No matter how virtuously you live your own life, says St. Leo the Great, you have nothing if you don’t live for others.
It may be praiseworthy to run away from intemperance, and avoid the waste of dishonorable pleasures. And there are many who, in their magnificence, disdain to conceal their wealth, and in the abundance of their good scorn contemptible and sordid stinginess.
But the liberality of men like that is not happy, and their thriftiness is not to be commended, if their riches benefit no one but themselves—if no poor people are helped by what they have, no sick people nourished; if out of their abundant possessions the captive gets no ransom, the stranger no comfort, the exile no relief.

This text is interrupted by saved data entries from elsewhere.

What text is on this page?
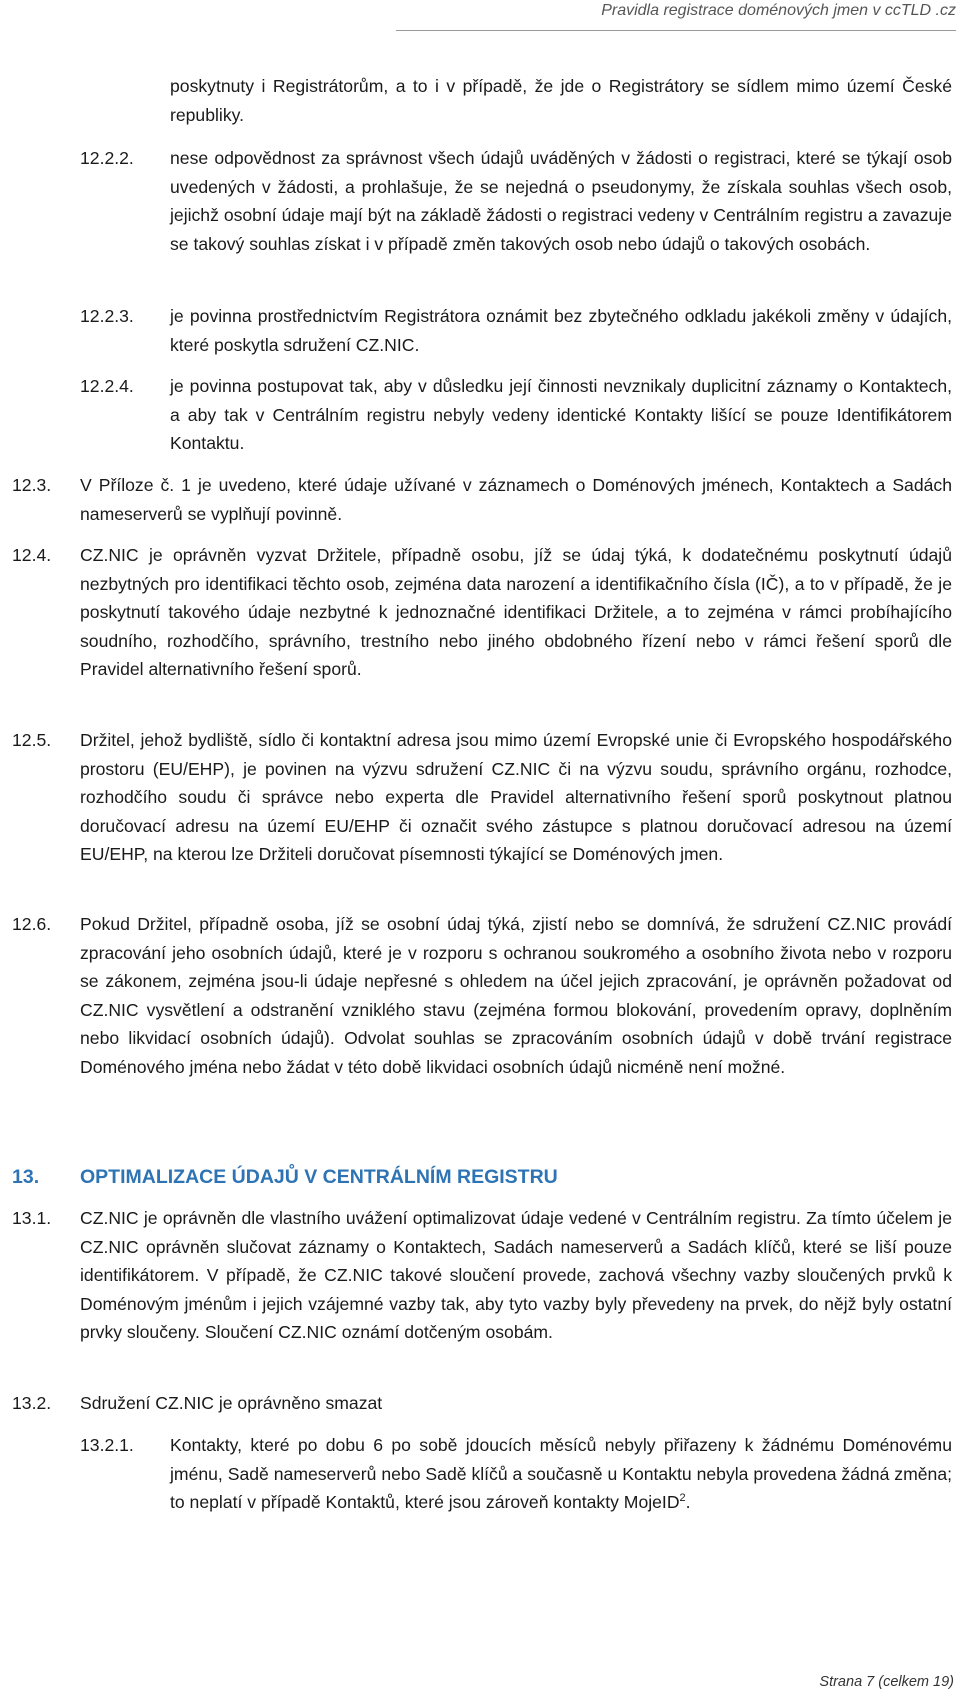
Pravidla registrace doménových jmen v ccTLD .cz
poskytnuty i Registrátorům, a to i v případě, že jde o Registrátory se sídlem mimo území České republiky.
12.2.2. nese odpovědnost za správnost všech údajů uváděných v žádosti o registraci, které se týkají osob uvedených v žádosti, a prohlašuje, že se nejedná o pseudonymy, že získala souhlas všech osob, jejichž osobní údaje mají být na základě žádosti o registraci vedeny v Centrálním registru a zavazuje se takový souhlas získat i v případě změn takových osob nebo údajů o takových osobách.
12.2.3. je povinna prostřednictvím Registrátora oznámit bez zbytečného odkladu jakékoli změny v údajích, které poskytla sdružení CZ.NIC.
12.2.4. je povinna postupovat tak, aby v důsledku její činnosti nevznikaly duplicitní záznamy o Kontaktech, a aby tak v Centrálním registru nebyly vedeny identické Kontakty lišící se pouze Identifikátorem Kontaktu.
12.3. V Příloze č. 1 je uvedeno, které údaje užívané v záznamech o Doménových jménech, Kontaktech a Sadách nameserverů se vyplňují povinně.
12.4. CZ.NIC je oprávněn vyzvat Držitele, případně osobu, jíž se údaj týká, k dodatečnému poskytnutí údajů nezbytných pro identifikaci těchto osob, zejména data narození a identifikačního čísla (IČ), a to v případě, že je poskytnutí takového údaje nezbytné k jednoznačné identifikaci Držitele, a to zejména v rámci probíhajícího soudního, rozhodčího, správního, trestního nebo jiného obdobného řízení nebo v rámci řešení sporů dle Pravidel alternativního řešení sporů.
12.5. Držitel, jehož bydliště, sídlo či kontaktní adresa jsou mimo území Evropské unie či Evropského hospodářského prostoru (EU/EHP), je povinen na výzvu sdružení CZ.NIC či na výzvu soudu, správního orgánu, rozhodce, rozhodčího soudu či správce nebo experta dle Pravidel alternativního řešení sporů poskytnout platnou doručovací adresu na území EU/EHP či označit svého zástupce s platnou doručovací adresou na území EU/EHP, na kterou lze Držiteli doručovat písemnosti týkající se Doménových jmen.
12.6. Pokud Držitel, případně osoba, jíž se osobní údaj týká, zjistí nebo se domnívá, že sdružení CZ.NIC provádí zpracování jeho osobních údajů, které je v rozporu s ochranou soukromého a osobního života nebo v rozporu se zákonem, zejména jsou-li údaje nepřesné s ohledem na účel jejich zpracování, je oprávněn požadovat od CZ.NIC vysvětlení a odstranění vzniklého stavu (zejména formou blokování, provedením opravy, doplněním nebo likvidací osobních údajů). Odvolat souhlas se zpracováním osobních údajů v době trvání registrace Doménového jména nebo žádat v této době likvidaci osobních údajů nicméně není možné.
13. OPTIMALIZACE ÚDAJŮ V CENTRÁLNÍM REGISTRU
13.1. CZ.NIC je oprávněn dle vlastního uvážení optimalizovat údaje vedené v Centrálním registru. Za tímto účelem je CZ.NIC oprávněn slučovat záznamy o Kontaktech, Sadách nameserverů a Sadách klíčů, které se liší pouze identifikátorem. V případě, že CZ.NIC takové sloučení provede, zachová všechny vazby sloučených prvků k Doménovým jménům i jejich vzájemné vazby tak, aby tyto vazby byly převedeny na prvek, do nějž byly ostatní prvky sloučeny. Sloučení CZ.NIC oznámí dotčeným osobám.
13.2. Sdružení CZ.NIC je oprávněno smazat
13.2.1. Kontakty, které po dobu 6 po sobě jdoucích měsíců nebyly přiřazeny k žádnému Doménovému jménu, Sadě nameserverů nebo Sadě klíčů a současně u Kontaktu nebyla provedena žádná změna; to neplatí v případě Kontaktů, které jsou zároveň kontakty MojeID$^2$.
Strana 7 (celkem 19)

Rich men like this are needier than all the needy. For they lose the returns that they might have eternally. While they gloat over the brief—and not always unfettered—enjoyment of what they have, they are not fed on the bread of justice or the sweets of mercy. Splendid on the outside, they have no light inside. They have temporal things in abundance, but nothing at all of things eternal. They starve their souls, and bring them to shame and nakedness because they will not spend on heavenly treasures any of those things that they put in their earthly warehouses.
–St. Leo the Great, Sermon 10, 2
IN GOD’S PRESENCE, CONSIDER . . .
Am I using the possessions God gave me for the sake of people who need my help?
Father, keep me from pride in wealth and power, and open my heart to greater love for your Son.